Pension funds put spotlight on risk management
There is renewed focus on risk measurement and monitoring practices in the pension fund industry as a result of the international financial meltdown last year. Global pension funds are reviewing their processes and procedures to harness new tools that will create a fundamental change in the monitoring of investment and counterparty risk.
‘The new toolkit is required to improve the speed and depth of information available to pension fund trustees in order to assess the level of exposure in their investments. There will need to be a re-engineering of traditional practices to assess risk and performance in line with the high levels of market volatility and pressure on liquidity’, said Wade McDonald of State Street Bank and Trust in the United Kingdom.
He was speaking at a seminar of the Principal Officers Association (POA) in Benoni this week.

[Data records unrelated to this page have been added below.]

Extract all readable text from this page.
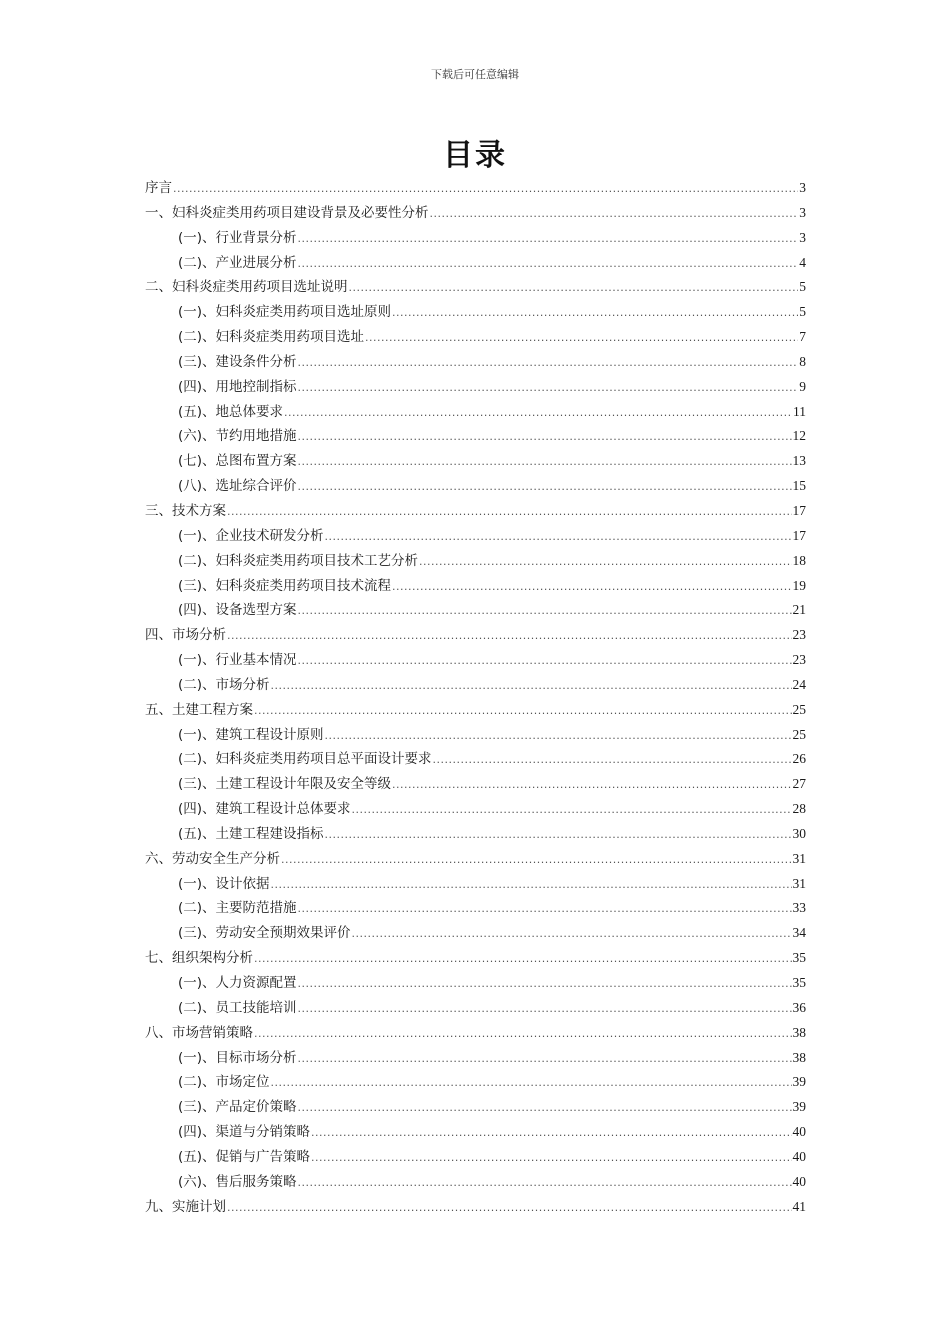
下载后可任意编辑
目录
序言 .....	3
一、妇科炎症类用药项目建设背景及必要性分析 .....	3
(一)、行业背景分析 .....	3
(二)、产业进展分析 .....	4
二、妇科炎症类用药项目选址说明 .....	5
(一)、妇科炎症类用药项目选址原则 .....	5
(二)、妇科炎症类用药项目选址 .....	7
(三)、建设条件分析 .....	8
(四)、用地控制指标 .....	9
(五)、地总体要求 .....	11
(六)、节约用地措施 .....	12
(七)、总图布置方案 .....	13
(八)、选址综合评价 .....	15
三、技术方案 .....	17
(一)、企业技术研发分析 .....	17
(二)、妇科炎症类用药项目技术工艺分析 .....	18
(三)、妇科炎症类用药项目技术流程 .....	19
(四)、设备选型方案 .....	21
四、市场分析 .....	23
(一)、行业基本情况 .....	23
(二)、市场分析 .....	24
五、土建工程方案 .....	25
(一)、建筑工程设计原则 .....	25
(二)、妇科炎症类用药项目总平面设计要求 .....	26
(三)、土建工程设计年限及安全等级 .....	27
(四)、建筑工程设计总体要求 .....	28
(五)、土建工程建设指标 .....	30
六、劳动安全生产分析 .....	31
(一)、设计依据 .....	31
(二)、主要防范措施 .....	33
(三)、劳动安全预期效果评价 .....	34
七、组织架构分析 .....	35
(一)、人力资源配置 .....	35
(二)、员工技能培训 .....	36
八、市场营销策略 .....	38
(一)、目标市场分析 .....	38
(二)、市场定位 .....	39
(三)、产品定价策略 .....	39
(四)、渠道与分销策略 .....	40
(五)、促销与广告策略 .....	40
(六)、售后服务策略 .....	40
九、实施计划 .....	41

In an interview he explained that positive changes are possible based essentially on powerful new analytical tools that can consolidate information across local South African and global investments to significantly reduce the time taken to create management information for pension funds to be able to stress test the risks on the assets in the funds. This will make it possible for the South African pension fund industry to improve risk monitoring and to progressively enhance their governance processes on behalf of the members.
McDonald, who heads up State Street’s customer franchise in the UK, Middle East and Africa, pointed out that what is needed now is a fusion of global best practice and capability with the already well established and governed South African pensions industry.
He complimented the POA on their leadership role in assessing how risks could be better managed and highlighted that governance and transparency around all aspects of the investment value chain are critical global themes during these uncertain times.